Just to see if I understand the issue correctly:

vcpu 'affinity' of hardware interrupt to a guest vCPU
(which is in AMD case pretty much address of apic backing page + vector)

changes in these cases:

1. when new VFIO device is attached to the VM and the guest enables MSI,
which triggers attachment of irqfd which is matched with eventfd from the
hardware device and irq bypass is created.

2. when the guest changes the MSI/MSI-X settings - this is similar to 1,
and can happen any time

3. When the vCPU is migrated.

As I understand the case 1 and 2, the avic_pi_update_irte is called and indeed,
if the vCPU is already running and in MWAIT/HLT state especially, then
it will no longer receive doorbell kicks, and the GA log handler won't do anything
to this vCPU either since it is running (it just does kvm_vcpu_wake_up)


In case 3, the vCPU is loaded again eventually and that calls the
avic_update_iommu_vcpu_affinity which calls into iommu 'amd_iommu_update_ga'
to update target vCPU in the iommu remap entry.


Now it is possible that usually the MSI/MSI-x config space updates don't happen often
(e.g if guest doesn't migrate interrupts often, or device has per cpu interrupts (e.g nvme)),
and also vcpu loads/puts mask this, especially since MSI config space update itself is done
via userspace vmexit (e.g qemu machine model) which also triggers vcpu load/puts.

I think that we do need to a flag indicating if the vCPU is currently running and if yes,
then use svm->vcpu.cpu (or put -1 to it when it not running or something)
(currently the vcpu->cpu remains set when vCPU is put)

In other words if a vCPU is running, then avic_pi_update_irte should put correct pCPU number,
and if it raced with vCPU put/load, then later should win and put the correct value.
This can be done either with a lock or barriers.

In the current form, this patch is wrong since if the target is sleeping, then it will tell iommu
to send doorbells to last pCPU the target was running on.

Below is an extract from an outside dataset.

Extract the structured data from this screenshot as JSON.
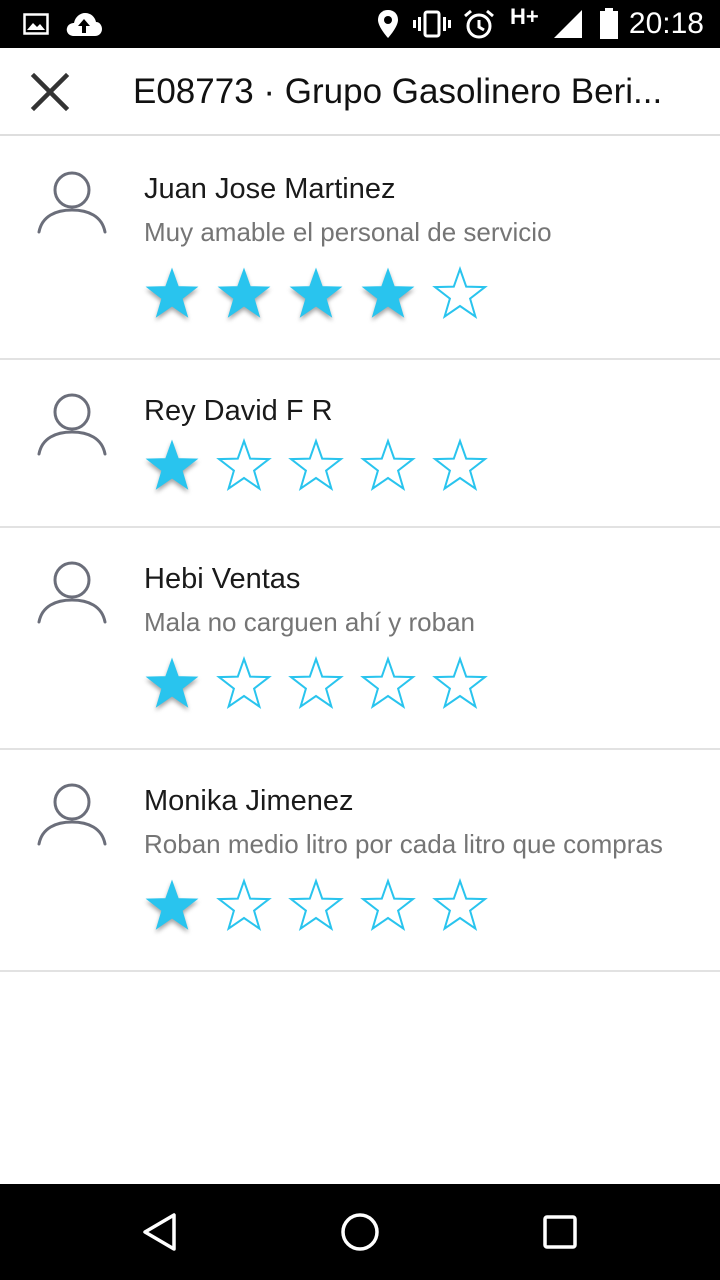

FYI, I had the same issue with my nested avic implementation - when we have a nested vCPU run,
I need to translate the shadow physid table with the pCPU numbers, and in the same time,
vCPU migration also triggers update to the same table. I used a lock in the first implementation
but it can be improved.

As for varibale I used a private svm variable, 'nested_avic_active' which were true only when
the vCPU is loaded and its nested avic activated.

Best regards,
Maxim Levitsky